Kia has written for The New York Times, The Guardian, The Telegraph and The Times, and is the founder of Asian Booklist, a non-profit organisation that advocates for diversity in publishing.
Born in Tower Hamlets in East London, Kia was raised in a family of eight children. As the most stubborn of six daughters, she constantly found herself in trouble for making choices that clashed with her parents’, a habit they came to accept when she became their first and only child to graduate from university – with a degree in Computer Science.
In 2007, Kia left her job in tech to pursue the one thing she had always wanted: a career as a writer, taking a 50% pay cut in the process. She worked as sub-editor and later features editor at Asian Woman Magazine where she interviewed British-Asian luminaries like Riz Ahmed, Meera Syal, Anoushka Shankar and Nitin Sawnhey.

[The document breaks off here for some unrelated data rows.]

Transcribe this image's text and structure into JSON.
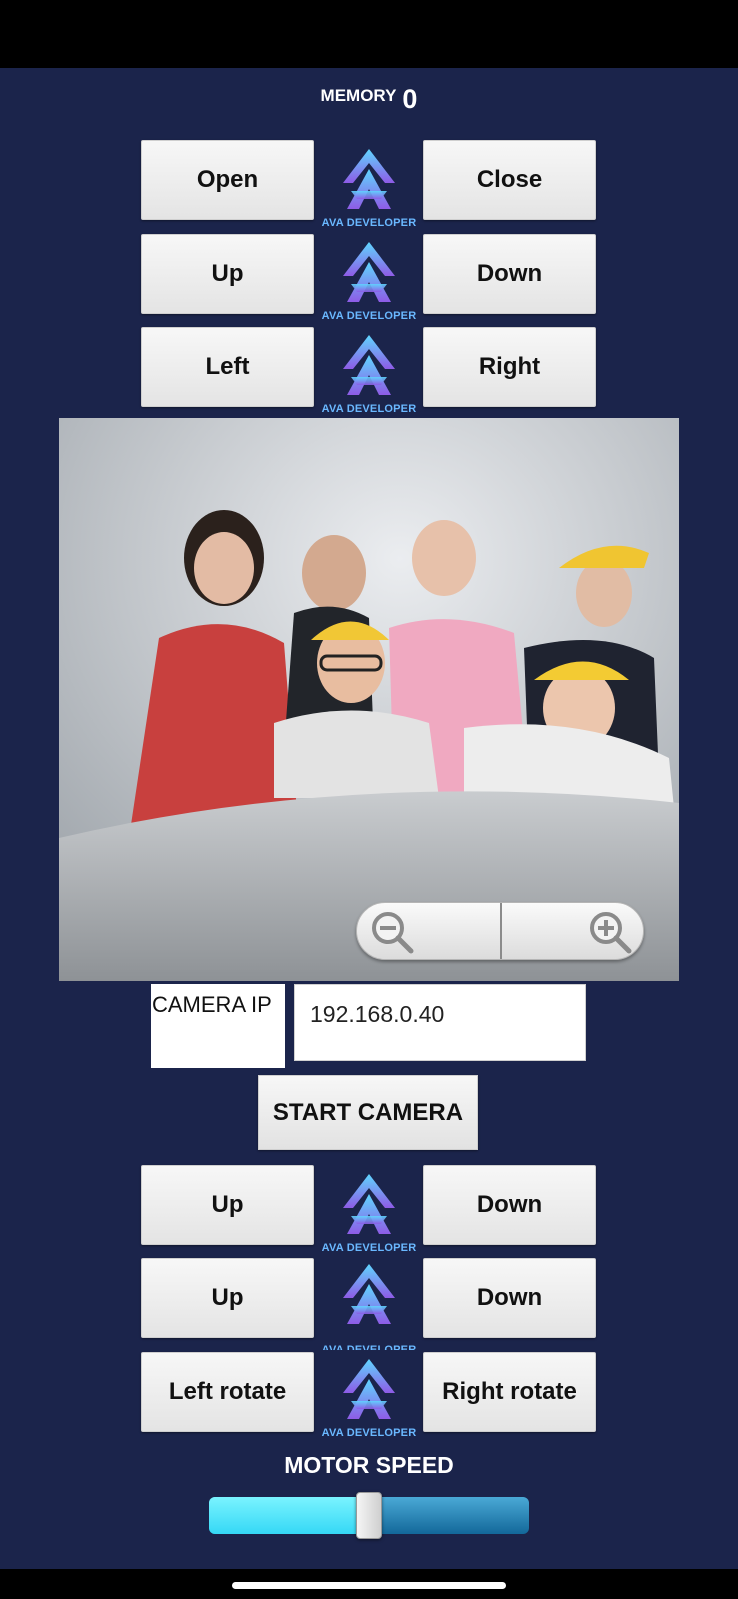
{
  "memory": {
    "label": "MEMORY",
    "value": "0"
  },
  "logo_text": "AVA DEVELOPER",
  "top_controls": [
    {
      "left": "Open",
      "right": "Close"
    },
    {
      "left": "Up",
      "right": "Down"
    },
    {
      "left": "Left",
      "right": "Right"
    }
  ],
  "camera": {
    "ip_label": "CAMERA IP",
    "ip_value": "192.168.0.40",
    "start_label": "START CAMERA"
  },
  "bottom_controls": [
    {
      "left": "Up",
      "right": "Down"
    },
    {
      "left": "Up",
      "right": "Down"
    },
    {
      "left": "Left rotate",
      "right": "Right rotate"
    }
  ],
  "motor_speed": {
    "label": "MOTOR SPEED",
    "value_fraction": 0.5
  },
  "colors": {
    "background": "#1b244b",
    "slider_fill": "#35d8f5",
    "logo_text": "#6ab8ff"
  }
}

Kia went on to join global publisher Penguin Random House where she helped grow digital readership at Rough Guides to over a million users per month. In 2014, she quit her day job to found Atlas & Boots, an outdoor travel blog now read by 250,000 people a month.
Today, she splits her time between London and the Yorkshire Dales town of Richmond, and spends her time writing, hiking, mentoring pupils from Tower Hamlets and visiting far-flung destinations for Atlas & Boots.
Kia loves to travel, hates to cook and periodically highlights that, in actual fact, she is one of nine children (one passed away), making her Seven of Nine… which is cool but only if you’re a Star Trek fan… which she is. But please don’t hold it against her.